“Mais, au-delà des voeux pieux et de quelques expériences personnelles, sur quoi se fonde notre postulat? Sur des travaux de biologistes, de neurophysiologistes, et, entre autres scientifiques, de psychologues qui conduisent à la conclusion suivante: chaque organisme, à chaque niveau, étant animé d’un mouvement perpétuel vers la réalisation des possibilités dont il dispose, chez l’homme aussi existe une tendance naturelle à un développement complet.
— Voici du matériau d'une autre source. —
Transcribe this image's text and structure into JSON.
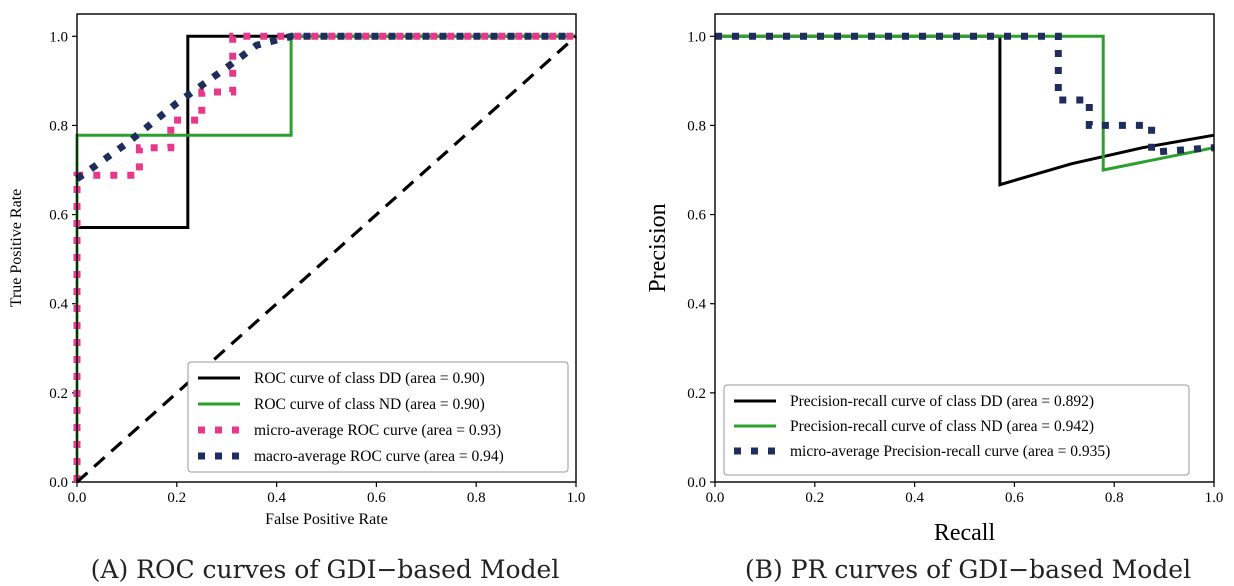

Cette tendance à l’actualisation, ou à l’accomplissement, pour reprendre les termes les plus couramment utilisés , est universelle chez les organismes vivants et c’est sur son existence que se fonde l’approche centrée sur la personne.
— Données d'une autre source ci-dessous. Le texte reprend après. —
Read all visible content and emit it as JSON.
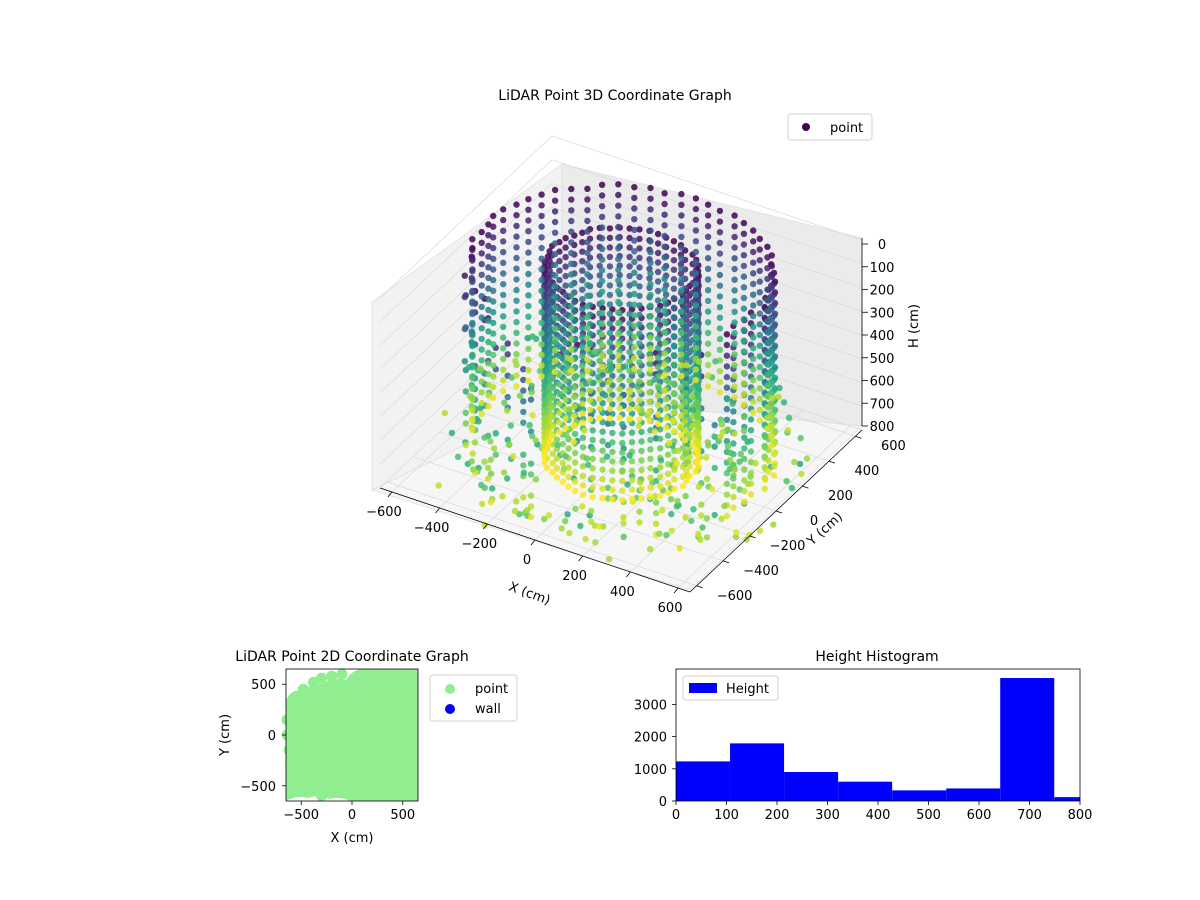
{
  "colors": {
    "hist_bar": "#0000ff",
    "scatter2d_point": "#90ee90",
    "scatter2d_wall": "#0000ff",
    "colormap": "viridis",
    "legend3d_marker": "#440154"
  },
  "chart_data": [
    {
      "type": "scatter",
      "projection": "3d",
      "title": "LiDAR Point 3D Coordinate Graph",
      "xlabel": "X (cm)",
      "ylabel": "Y (cm)",
      "zlabel": "H (cm)",
      "xlim": [
        -650,
        650
      ],
      "ylim": [
        -650,
        650
      ],
      "zlim": [
        800,
        0
      ],
      "xticks": [
        "−600",
        "−400",
        "−200",
        "0",
        "200",
        "400",
        "600"
      ],
      "yticks": [
        "−600",
        "−400",
        "−200",
        "0",
        "200",
        "400",
        "600"
      ],
      "zticks": [
        "0",
        "100",
        "200",
        "300",
        "400",
        "500",
        "600",
        "700",
        "800"
      ],
      "legend": {
        "placement": "upper-right",
        "entries": [
          "point"
        ]
      },
      "grid": true,
      "colormap": "viridis",
      "note_series": "point cloud: inner cylinder radius ~280 cm and outer wall ring radius ~560 cm spanning heights 0-800 cm, plus scattered floor points"
    },
    {
      "type": "scatter",
      "title": "LiDAR Point 2D Coordinate Graph",
      "xlabel": "X (cm)",
      "ylabel": "Y (cm)",
      "xlim": [
        -650,
        650
      ],
      "ylim": [
        -650,
        650
      ],
      "xticks": [
        "−500",
        "0",
        "500"
      ],
      "yticks": [
        "500",
        "0",
        "−500"
      ],
      "legend": {
        "placement": "outside-right",
        "entries": [
          "point",
          "wall"
        ]
      },
      "series": [
        {
          "name": "point",
          "color": "#90ee90"
        },
        {
          "name": "wall",
          "color": "#0000ff"
        }
      ]
    },
    {
      "type": "bar",
      "title": "Height Histogram",
      "xlim": [
        0,
        800
      ],
      "ylim": [
        0,
        4100
      ],
      "xticks": [
        "0",
        "100",
        "200",
        "300",
        "400",
        "500",
        "600",
        "700",
        "800"
      ],
      "yticks": [
        "0",
        "1000",
        "2000",
        "3000"
      ],
      "legend": {
        "placement": "upper-left",
        "entries": [
          "Height"
        ]
      },
      "bin_edges": [
        0,
        107,
        214,
        321,
        428,
        535,
        642,
        749,
        856
      ],
      "values": [
        1230,
        1790,
        900,
        600,
        330,
        390,
        3820,
        120
      ],
      "series": [
        {
          "name": "Height"
        }
      ]
    }
  ]
}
Si elle peut, naturellement, être bridée, la tendance à l’actualisation ne disparaît qu’avec l’organisme lui-même. Quand j’étais jeune, nous avions coutume de stocker notre provision hivernale de pommes de terre dans un sous-sol à peine éclairé par un petit vasistas. Ces mauvaises conditions n’empêchaient pas les pommes de terre en question à germer-des germes pâlots et blanchâtres, certes, pas les vigoureux germes verts qu’on observe au printemps et en plein terre, mais des germes dont la triste maigreur s’étirait sur deux ou trois pieds en direction de la lointaine lumière et dont l’étrange et vaine croissance reflétait, dans son effort tenace et tragique, l’élan dont je viens de parler : envers et contre tout, sans espoir de mûrir, de se réaliser ni de s’épanouir, ils s’efforçaient de devenir et, à défaut de fleurir, du moins voulaient-ils vivre.
(…)
L’approche centrée sur la personne se fonde sur le postulat selon lequel l’organisme humain, foncièrement digne de confiance, est capable d’apprécier le contexte extérieur et intérieur, de s’y comprendre lui-même, d’y faire choix d’un avenir constructif et d’agir sur la base de ce choix.”
Extrait de L’approche centrée sur la personne, chapitre Les métiers de l’humain, anthologie des textes de Carl Rogers, (pp 410-412), édition Randin, 2001.